Lake deoxygenation, driven by climatic warming and anthropogenic influences, poses a significant threat to aquatic ecosystems. Yet, the effects of compound dry-hot extremes (CDHEs) on deoxygenation in lakes remains unclear. This study investigates the role of CDHEs on dissolved oxygen (DO) dynamics in Chinese lakes from 2000 to 2020, using machine learning models and a multi-source dataset. We reconstruct monthly DO concentrations for 11,789 lakes and identify CDHEs based on historical climate data. We find widespread and continuous deoxygenation across lakes in China, where 52.2% of lakes showing significant declines (mean rate: -0.12 mg/L/decade), with the most pronounced reductions in regions such as the Tibetan Plateau and Yungui Plateau. CDHEs increasingly intensified, especially in arid or semi-arid regions, with their duration and severity as key drivers. CDHEs contributed to intensified deoxygenation, especially in smaller and high-altitude lakes. By the end of century, it is projected that the nationwide lake DO decline by 0.76–1.25 mg/L under SSP2-4.5 and SSP5-8.5 scenarios, with Tibetan Plateau lakes losing over 1.2 mg/L in high-emission scenarios. The compounded impacts of rising temperatures and extended dry conditions are expected to accelerate DO loss, posing risks to lake biodiversity and ecosystem services. This study underscores the urgency of tailored lake management strategies in regions vulnerable to CDHEs, and emphasizes the need to integrate climate extremes into future water quality planning to safeguard freshwater resources.
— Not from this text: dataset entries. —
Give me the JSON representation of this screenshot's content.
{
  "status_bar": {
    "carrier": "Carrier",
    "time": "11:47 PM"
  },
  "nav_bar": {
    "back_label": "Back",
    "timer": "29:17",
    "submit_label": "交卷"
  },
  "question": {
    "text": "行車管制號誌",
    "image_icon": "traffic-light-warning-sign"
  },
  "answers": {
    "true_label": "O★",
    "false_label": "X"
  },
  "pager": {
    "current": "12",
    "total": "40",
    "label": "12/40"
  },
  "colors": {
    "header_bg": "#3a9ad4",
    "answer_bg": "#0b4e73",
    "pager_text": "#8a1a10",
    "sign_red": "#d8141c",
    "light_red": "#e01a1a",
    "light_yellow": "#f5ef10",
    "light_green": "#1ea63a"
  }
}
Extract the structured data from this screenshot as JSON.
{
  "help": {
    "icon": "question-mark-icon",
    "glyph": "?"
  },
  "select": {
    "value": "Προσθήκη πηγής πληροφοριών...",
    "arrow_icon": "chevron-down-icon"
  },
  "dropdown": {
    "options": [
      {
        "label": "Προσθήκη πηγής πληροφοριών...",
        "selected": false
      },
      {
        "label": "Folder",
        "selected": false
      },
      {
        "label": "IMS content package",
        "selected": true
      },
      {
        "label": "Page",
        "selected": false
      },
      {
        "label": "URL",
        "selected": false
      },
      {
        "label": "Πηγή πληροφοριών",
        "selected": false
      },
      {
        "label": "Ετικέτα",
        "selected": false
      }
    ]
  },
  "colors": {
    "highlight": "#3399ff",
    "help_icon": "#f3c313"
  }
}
由气候变暖与人为活动共同驱动的湖泊缺氧现象，对水生生态系统构成严重威胁。然而，复合干热极端事件（compound dry-hot extremes, CDHEs）对湖泊缺氧过程的影响仍有待厘清。本研究依托机器学习模型与多源数据集，探究了2000至2020年复合干热极端事件对中国湖泊溶解氧（dissolved oxygen, DO）动态的调控作用。本研究重构了11789个湖泊的月溶解氧浓度序列，并基于历史气候资料识别出复合干热极端事件。研究发现，中国湖泊普遍出现且持续加剧的缺氧现象：52.2%的湖泊溶解氧浓度呈显著下降趋势（平均速率为-0.12 mg/L/十年），其中青藏高原与云贵高原区域的降幅最为显著。复合干热极端事件的发生频次与强度持续升高，尤其在干旱与半干旱区域，其持续时长与严重程度为关键驱动因子。复合干热极端事件会加剧湖泊缺氧过程，在小型湖泊与高海拔湖泊中表现尤为突出。至本世纪末，在SSP2-4.5与SSP5-8.5情景下，全国湖泊溶解氧浓度预计将下降0.76~1.25 mg/L；在高排放情景下，青藏高原湖泊的溶解氧浓度降幅将超过1.2 mg/L。气温升高与干旱时长延长的复合效应，预计将加速溶解氧流失，对湖泊生物多样性与生态系统服务构成风险。本研究强调，在受复合干热极端事件影响的脆弱区域制定针对性湖泊管理策略具有紧迫性；同时指出，需将气候极端事件纳入未来水质规划体系，以切实保护淡水资源。